- Born: 1957 (age 67–68)
- Known for: Art, land custodianship, teaching
- Father: Wandjuk Marika
- Relatives: Banduk Marika (aunt)

= Mawalan Marika (born 1957) =

Australian Indigenous artist

Mawalan Marika (born 1957), also referred to as Mawalan 2 Marika to distinguish from his grandfather Mawalan 1 Marika (c.1908–1967), is a Yolngu artist and land custodian of Arnhem Land in the Northern Territory of Australia. He is the son of well-known artist and leader Wandjuk Marika, and nephew to Banduk Marika.

His name derives from the mawalan, or digging stick used by the Djang'kawu of the creation story of the Rirratjingu clan. He is (as of 2018) the top male custodian of the clan's law, a responsibility shared with two women of the clan. Mawalan has particular responsibility for the ceremonies associated with the eastern side of the Port Bradshaw peninsula at Yalangbara, known as the "sunrise" side.

Marika produced most of his paintings before the late 1980s.
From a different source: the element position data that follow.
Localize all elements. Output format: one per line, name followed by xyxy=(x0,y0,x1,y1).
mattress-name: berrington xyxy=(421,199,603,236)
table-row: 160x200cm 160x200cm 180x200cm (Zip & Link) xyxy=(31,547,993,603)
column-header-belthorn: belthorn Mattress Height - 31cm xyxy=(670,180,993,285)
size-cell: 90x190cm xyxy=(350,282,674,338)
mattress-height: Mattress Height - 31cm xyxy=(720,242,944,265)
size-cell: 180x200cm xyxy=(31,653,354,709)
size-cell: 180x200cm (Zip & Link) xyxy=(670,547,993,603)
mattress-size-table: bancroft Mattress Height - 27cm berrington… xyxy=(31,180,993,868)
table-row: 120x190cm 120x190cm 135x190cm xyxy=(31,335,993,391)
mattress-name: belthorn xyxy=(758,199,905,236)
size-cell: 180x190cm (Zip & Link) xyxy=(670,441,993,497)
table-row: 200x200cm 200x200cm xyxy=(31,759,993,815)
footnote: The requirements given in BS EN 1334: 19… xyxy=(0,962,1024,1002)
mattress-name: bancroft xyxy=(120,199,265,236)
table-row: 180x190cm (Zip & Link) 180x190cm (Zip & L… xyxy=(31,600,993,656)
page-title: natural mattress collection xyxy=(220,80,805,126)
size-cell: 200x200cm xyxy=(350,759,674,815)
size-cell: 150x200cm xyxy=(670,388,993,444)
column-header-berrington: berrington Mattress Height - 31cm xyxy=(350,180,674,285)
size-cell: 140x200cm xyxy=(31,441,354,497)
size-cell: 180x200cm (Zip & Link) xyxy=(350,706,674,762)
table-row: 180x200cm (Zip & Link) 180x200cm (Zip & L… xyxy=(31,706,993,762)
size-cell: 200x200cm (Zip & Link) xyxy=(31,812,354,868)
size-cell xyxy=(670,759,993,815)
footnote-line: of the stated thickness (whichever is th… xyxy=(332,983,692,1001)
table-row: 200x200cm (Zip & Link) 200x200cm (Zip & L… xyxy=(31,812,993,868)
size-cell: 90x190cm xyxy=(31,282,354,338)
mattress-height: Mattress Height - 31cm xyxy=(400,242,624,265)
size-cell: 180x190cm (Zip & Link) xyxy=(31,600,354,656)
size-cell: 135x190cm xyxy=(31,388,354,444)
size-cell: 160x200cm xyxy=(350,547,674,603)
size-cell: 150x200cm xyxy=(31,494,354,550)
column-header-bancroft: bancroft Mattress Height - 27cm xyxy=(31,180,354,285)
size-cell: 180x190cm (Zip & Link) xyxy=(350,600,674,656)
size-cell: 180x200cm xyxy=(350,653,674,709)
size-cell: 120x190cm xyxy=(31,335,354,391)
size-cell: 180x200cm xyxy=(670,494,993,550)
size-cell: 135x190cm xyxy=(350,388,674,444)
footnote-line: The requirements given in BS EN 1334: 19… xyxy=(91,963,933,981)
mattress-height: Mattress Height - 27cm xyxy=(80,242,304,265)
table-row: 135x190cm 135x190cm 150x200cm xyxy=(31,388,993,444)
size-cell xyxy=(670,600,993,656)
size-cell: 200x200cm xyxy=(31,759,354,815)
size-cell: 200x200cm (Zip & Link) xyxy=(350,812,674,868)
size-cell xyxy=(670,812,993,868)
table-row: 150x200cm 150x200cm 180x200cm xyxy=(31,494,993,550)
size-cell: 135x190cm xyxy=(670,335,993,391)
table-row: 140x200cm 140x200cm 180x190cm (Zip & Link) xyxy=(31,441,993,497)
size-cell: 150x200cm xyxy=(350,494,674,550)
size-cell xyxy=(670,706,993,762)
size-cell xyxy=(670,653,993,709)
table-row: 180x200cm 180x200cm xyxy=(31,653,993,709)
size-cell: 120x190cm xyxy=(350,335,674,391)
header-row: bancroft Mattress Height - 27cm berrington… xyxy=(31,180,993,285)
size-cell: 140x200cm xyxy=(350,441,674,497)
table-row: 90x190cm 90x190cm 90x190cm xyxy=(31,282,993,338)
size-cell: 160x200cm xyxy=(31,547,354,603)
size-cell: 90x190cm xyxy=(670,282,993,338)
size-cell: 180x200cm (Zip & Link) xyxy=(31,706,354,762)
He did, however, create paintings about Yalangbara for the 1999–2000 "Saltwater" touring exhibition mounted by the Buku-Larrnggay Mulka Centre, later acquired by the Australian National Maritime Museum in Sydney. His work is also held in the National Gallery of Australia and the National Museum of Australia in Canberra, the Museum and Art Gallery of the Northern Territory in Darwin, and the University of Virginia's Kluge-Ruhe Aboriginal Art Collection in Charlottesville.

In 2010 he gave an opening address at the Yalangbara: Art of the Djang’kawu exhibition launch at the National Museum of Australia, in which he mentioned his aunt, Banduk Marika (who was largely responsible for the creation of the exhibition), her (unnamed) son, a "great man", and his father Wandjuk. Also at this exhibition, a film made by Ian Dunlop titled In Memory of Mawalan, made in 1971 and released in 1983, was screened. The subject of the film was a ceremony organised by Wandjuk in honour of his father Mawalan, who had died in 1967, before the outcome of the Gove Land Rights Case in 1971.

Apart from his artistic career, Marika has worked in various educational, environmental protection and cultural roles at Yirrkala, and more recently at Sheperdson College on Elcho Island. In 2003, he worked with his aunt, Banduk, and anthropologist Geoffrey Bagshaw, to get Yalangbara listed on the Register of the National Estate.